While FDA does not make a distinction between using natural history to substantiate the primary efficacy endpoint from the double-blind phase of a single trial from secondary efficacy endpoints and other supportive analyses, our experiences in ALS and Friedreich’s Ataxia have demonstrated that natural history can be used to substantiate findings from key secondary efficacy endpoints and the open-label extension phase of the single study. In these recent experiences (i.e., the approvals of Relyvrio and Skyclarys), the combination of open-label extension data and natural history data proved to be an invaluable source of confirmatory evidence to support approval.

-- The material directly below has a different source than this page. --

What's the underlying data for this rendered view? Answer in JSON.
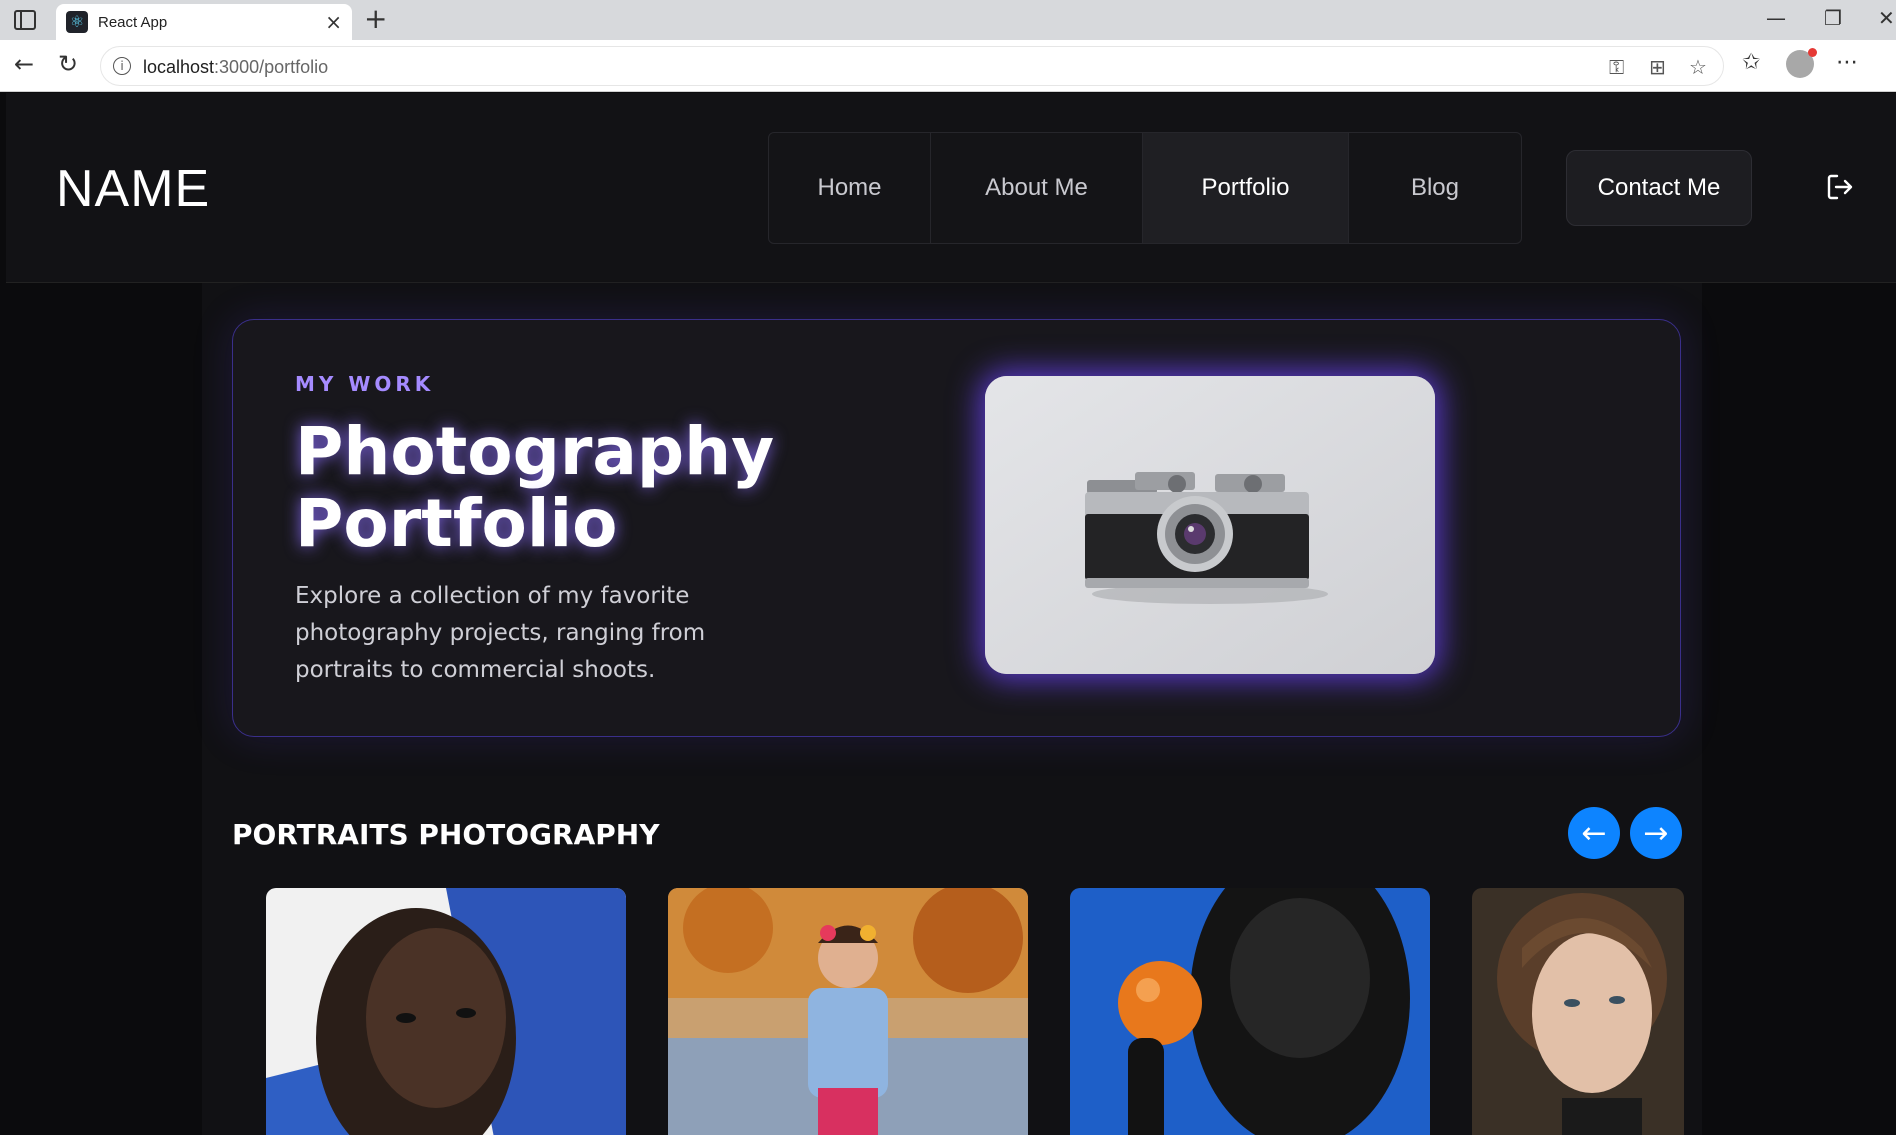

Same pharmacological class, real-world data, & expanded access
FDA’s new Confirmatory Evidence Guidance includes confirmatory evidence from drugs in the same pharmacological class and, for the first time, evidence from real-world data (“RWD”) and expanded access programs (“EAPs”). The discussions of confirmatory evidence from drugs in the same pharmacological class provide little additional thinking compared to what FDA has already laid out in its December 2019 Substantial Evidence Guidance. Similarly, the discussion of RWD is consistent with previous guidance documents on the topic, including limiting consideration of this type of data to support the approval of a new indication for a drug already approved.
In contrast, the addition of EAPs as a potential source of confirmatory evidence is quite noteworthy. While FDA is clear that many EAPs are not be designed to gather data of the quality and quantity to support their use as confirmatory evidence, FDA nonetheless acknowledges that an EAP could gather data that is sufficiently reliable and persuasive (e.g., objective clinical outcomes in the context of detailed medical record collection). In the context of rare diseases, particularly ultra-rare diseases, where each patient represents relatively larger proportions of the known U.S. patient populations, it seems that EAPs should carry additional weight.